Places in the darkness, de Chris Brookmyre

En orbite autour de la Terre, Ciudad del Cielo, une gigantesque station spatiale gérée par un consortium de multinationales, est officiellement la première ville sans crime de l’histoire de l’Humanité. Dans les faits, le néolibéralisme exacerbé du projet fait qu’en dehors des classes dirigeantes tout le monde a un boulot au noir en plus de son travail officiel, et que les trafics en tous genres pullulent. La nouvelle et idéaliste officier de liaison des ~Nations Unis auprès de la force de sécurité privée de CdC va cependant rapidement se voir confronter à un meurtre indéniable, et va tenter de travailler avec Nikki Fixx, une ancienne détective du LAPD et flic ripou de CdC pour comprendre ce qui s’est passé.

L’univers est cool et bien rendu. On croit à la station spatiale néolibérale, à son fonctionnement quotidien, beaucoup de détails bien imaginés. L’intrigue principale de polar était assez décevante par contre. Si le personnage de Nikki est plutôt réussi au début, il s’étiole au fur et à mesure, quand on découvre que la flic ripoue a en fait un petit cœur battant plein de sentiments sous sa carapace. Le personnage d’Alice était assez peu crédible dès le début, et ça ne va pas en s’arrangeant. Beaucoup de révélations ou même de setup qu’on voit venir à des kilomètres, j’ai fini le roman assez blasé. Dommage au vu de l’univers mis en place.

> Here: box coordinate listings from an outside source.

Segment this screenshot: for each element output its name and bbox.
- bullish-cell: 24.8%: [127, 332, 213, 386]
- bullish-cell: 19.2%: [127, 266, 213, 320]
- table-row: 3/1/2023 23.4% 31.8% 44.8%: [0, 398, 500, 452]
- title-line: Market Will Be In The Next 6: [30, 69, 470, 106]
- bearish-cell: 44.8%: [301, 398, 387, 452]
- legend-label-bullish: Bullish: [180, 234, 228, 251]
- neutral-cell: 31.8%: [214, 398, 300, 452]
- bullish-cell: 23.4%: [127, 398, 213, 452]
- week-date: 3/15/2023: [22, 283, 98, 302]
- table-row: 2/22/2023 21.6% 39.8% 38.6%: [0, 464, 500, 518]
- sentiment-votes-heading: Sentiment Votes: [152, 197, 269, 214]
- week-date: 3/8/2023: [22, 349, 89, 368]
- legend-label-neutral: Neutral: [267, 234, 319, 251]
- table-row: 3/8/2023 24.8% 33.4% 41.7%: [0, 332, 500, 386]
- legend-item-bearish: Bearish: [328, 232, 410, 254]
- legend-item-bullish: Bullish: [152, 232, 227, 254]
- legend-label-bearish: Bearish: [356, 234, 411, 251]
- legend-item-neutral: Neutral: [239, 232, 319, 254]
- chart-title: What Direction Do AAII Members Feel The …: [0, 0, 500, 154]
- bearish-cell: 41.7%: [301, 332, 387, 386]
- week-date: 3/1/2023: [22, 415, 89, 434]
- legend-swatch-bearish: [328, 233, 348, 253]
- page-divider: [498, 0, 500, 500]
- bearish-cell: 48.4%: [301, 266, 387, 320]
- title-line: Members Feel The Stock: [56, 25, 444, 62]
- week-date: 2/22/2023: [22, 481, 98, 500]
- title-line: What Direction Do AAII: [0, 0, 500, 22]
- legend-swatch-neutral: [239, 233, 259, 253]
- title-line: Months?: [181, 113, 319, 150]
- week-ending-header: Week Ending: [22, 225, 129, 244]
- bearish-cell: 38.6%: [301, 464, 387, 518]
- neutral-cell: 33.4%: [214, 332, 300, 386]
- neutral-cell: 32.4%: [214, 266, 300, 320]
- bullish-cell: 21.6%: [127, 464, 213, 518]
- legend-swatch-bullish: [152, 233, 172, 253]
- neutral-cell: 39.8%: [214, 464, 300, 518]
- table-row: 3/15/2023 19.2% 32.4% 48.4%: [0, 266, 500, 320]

Le Guépard, de Giuseppe Tomasi di Lampedusa

Pride and Prejudice x L’Éducation sentimentale

Roman italien de 1958. Dans les années 1860, Fabrizio, prince de Salina en Sicile voit la révolution italienne déferler sur son île et déposer le roi de Sicile. Désabusé, il constate que les changements au sommet de l’État ne sont finalement qu’apparents, une classe dirigeante en remplaçant une autre au sommet de la pyramide sans que rien ne change plus avant, la Sicile étant un pays trop fatigué et trop persuadé d’avoir raison pour changer. Fabrizio assiste cependant en même temps à la lente disparition de son monde aristocratique pour un nouveau monde bourgeois, des usages et des savoirs disparaissant avec lui.

J’ai beaucoup aimé. C’est un classique à côté duquel j’étais passé, mais qui vaut le coup. Le côté fin de règne désabusé est très bien rendu. Les personnages – au premier rang desquels Fabrizio – sont bien écrits, l’opportunisme politique et la perception du sens de l’Histoire de Tancredi qui permet à la famille de ne subir aucun désagrément avec le changement de régime est bien rendu. La perception aigue du monde par Fabrizio sans qu’il n’ait pour autant aucune prise sur lui est intéressante.

Argentine, de Joël Houssin

Un roman de SF français de 1989. Dans une ville qui est une prison politique à ciel ouvert, on suit Diego, un ancien chef de bande forcé de rempiler pour tenter de sauver son frère qui veut marcher dans ses traces, alors que la ville devient de plus en plus violente.

C’était intéressant, mais surtout sur le côté archive historique de la SF française. Il y a un côté fable dans la façon dont on nous balance dans cet univers avec des personnages très manichéen et un contexte plus large jamais expliqué. Niveau genre et sexualités, on sent le côté daté aussi : tous les personnages féminins sont des intérêts romantiques ou sexuels. Il y a cependant des passages intéressant, j’aime bien l’écriture de Houssin, mais de mémoire (parce que ça fait longtemps que je l’ai lu), j’avais préféré Le Temps du Twist, du même auteur.